11. O si les hommes qui ont tant de peine à se laisser à Dieu, pouvaient éprouver ceci ! Ils avoueraient que, quoique la voie qui y conduit soit extrêmement dure, un seul jour de cet état récompense bien tant d'années de peines. Mais par où Dieu conduit-Il là ? Par des chemins tout opposés à tout ce que l'on s'imagine. Il édifie en abattant, Il donne la vie en tuant.
O si je pouvais dire ce qu'Il fait et les inventions étranges dont Il se sert pour arriver ici ! Mais silence ! Les hommes n'en sont pas capables, ceux qui y sont passés m'entendent. Ici il n'est plus besoin de lieu ni de temps. Tout est égal, tous lieux sont bons et si l'ordre de Dieu conduisait en Turquie, on s'y trouverait également bien, parce que tous moyens sont inutiles et infiniment outrepassés ; étant dans la fin éminemment, il n'y a plus rien à chercher.
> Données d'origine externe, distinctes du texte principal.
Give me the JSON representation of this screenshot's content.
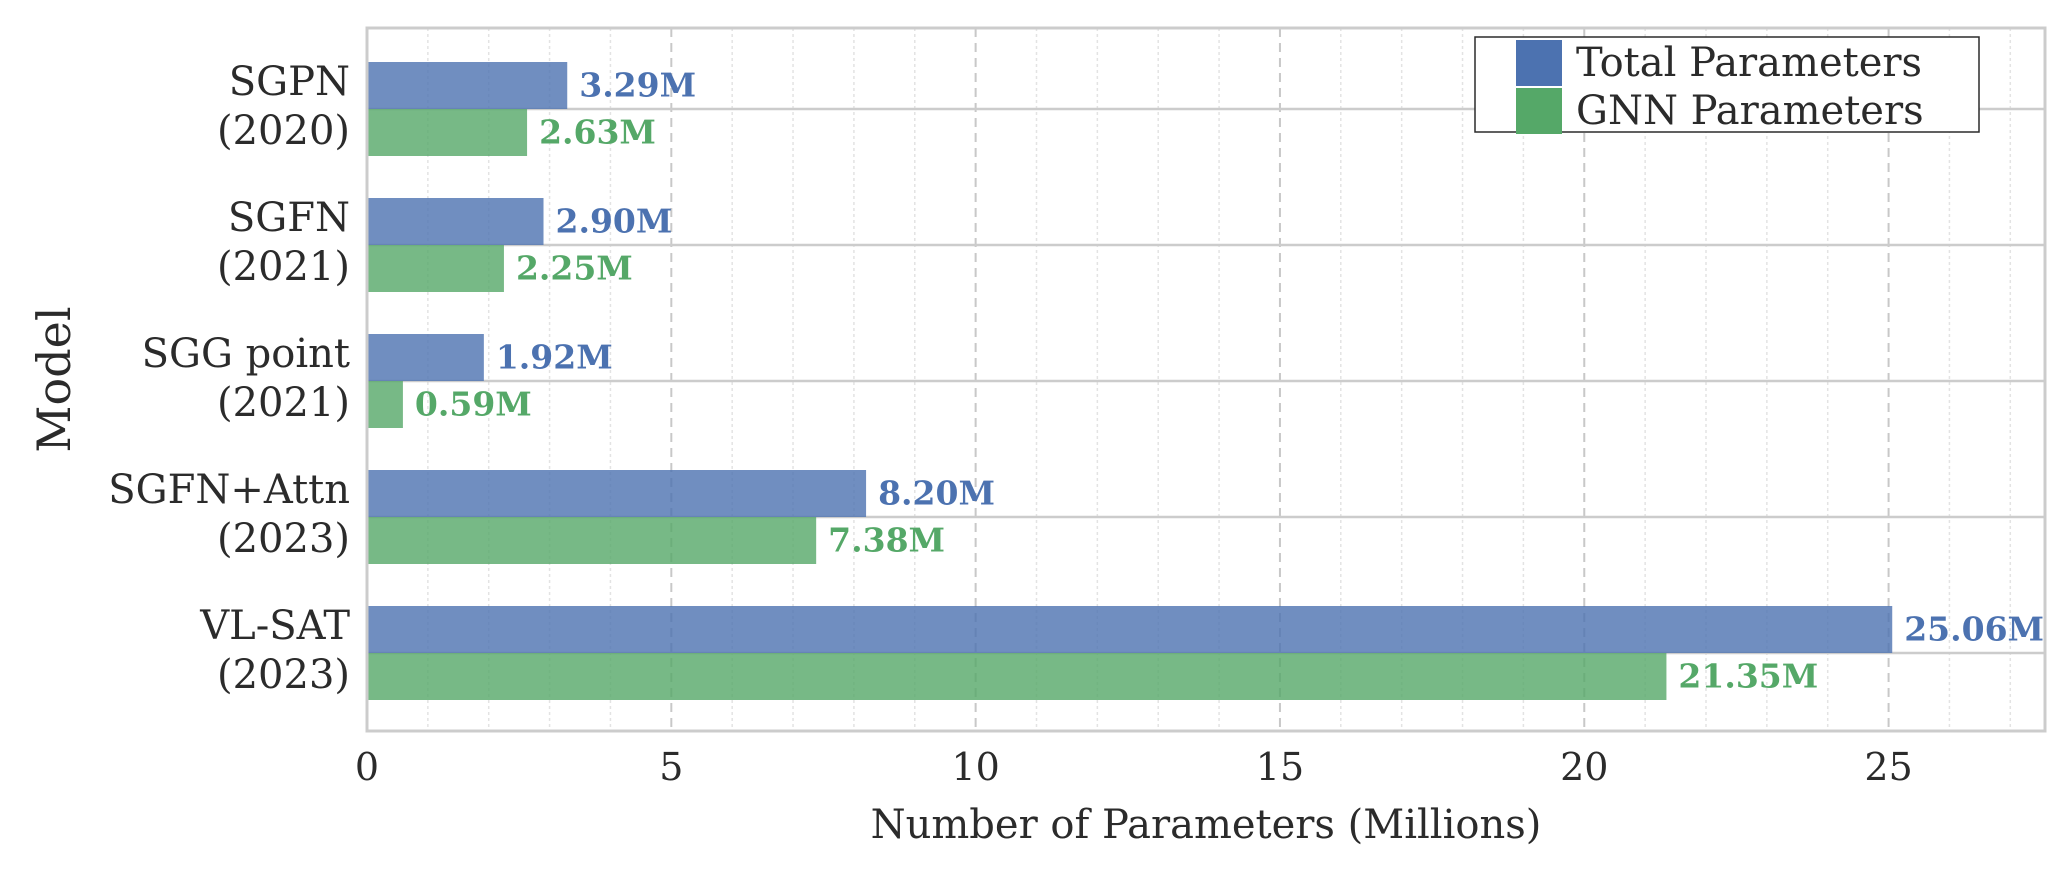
{
  "chart_data": {
    "type": "bar",
    "orientation": "horizontal",
    "categories": [
      [
        "SGPN",
        "(2020)"
      ],
      [
        "SGFN",
        "(2021)"
      ],
      [
        "SGG point",
        "(2021)"
      ],
      [
        "SGFN+Attn",
        "(2023)"
      ],
      [
        "VL-SAT",
        "(2023)"
      ]
    ],
    "series": [
      {
        "name": "Total Parameters",
        "color": "#4C72B0",
        "values": [
          3.29,
          2.9,
          1.92,
          8.2,
          25.06
        ],
        "labels": [
          "3.29M",
          "2.90M",
          "1.92M",
          "8.20M",
          "25.06M"
        ]
      },
      {
        "name": "GNN Parameters",
        "color": "#55A868",
        "values": [
          2.63,
          2.25,
          0.59,
          7.38,
          21.35
        ],
        "labels": [
          "2.63M",
          "2.25M",
          "0.59M",
          "7.38M",
          "21.35M"
        ]
      }
    ],
    "xlabel": "Number of Parameters (Millions)",
    "ylabel": "Model",
    "xlim": [
      0,
      27.57
    ],
    "xticks": [
      0,
      5,
      10,
      15,
      20,
      25
    ],
    "xtick_labels": [
      "0",
      "5",
      "10",
      "15",
      "20",
      "25"
    ],
    "grid": true,
    "legend_position": "top-right"
  }
}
12. Ici tout est Dieu : Dieu est partout et en tout ; et ainsi, cette âme est égale en tout. Son oraison est Dieu même, toujours égale, jamais interrompue, non que l'âme l'aperçoive autrement que par un état de consistance. Et si quelquefois Dieu fait rejaillir quelque écoulement de sa gloire sur ses puissances et sur ses sens, cela ne fait rien à ce fond qui demeure toujours le même. Marie, qui possédait cet état dans un degré le plus parfait qu'une créature le puisse avoir, était indifférente de rester sur la terre après l'Ascension de son Fils ; et elle y serait restée toute l'éternité si tel eût été le bon plaisir de Dieu. Cette âme ne se soucie pas de la solitude ni du grand monde : tout lui est égal. Elle ne pense plus à être délivrée de ce corps pour être unie sans milieu : ici, elle est non seulement unie, mais transformée, changée en l'objet de son amour, ce qui fait qu'elle ne pense plus à aimer, car elle aime Dieu d'un amour-Dieu, et par état, quoique non pas inamissible.
Chapitre III. Déiformité.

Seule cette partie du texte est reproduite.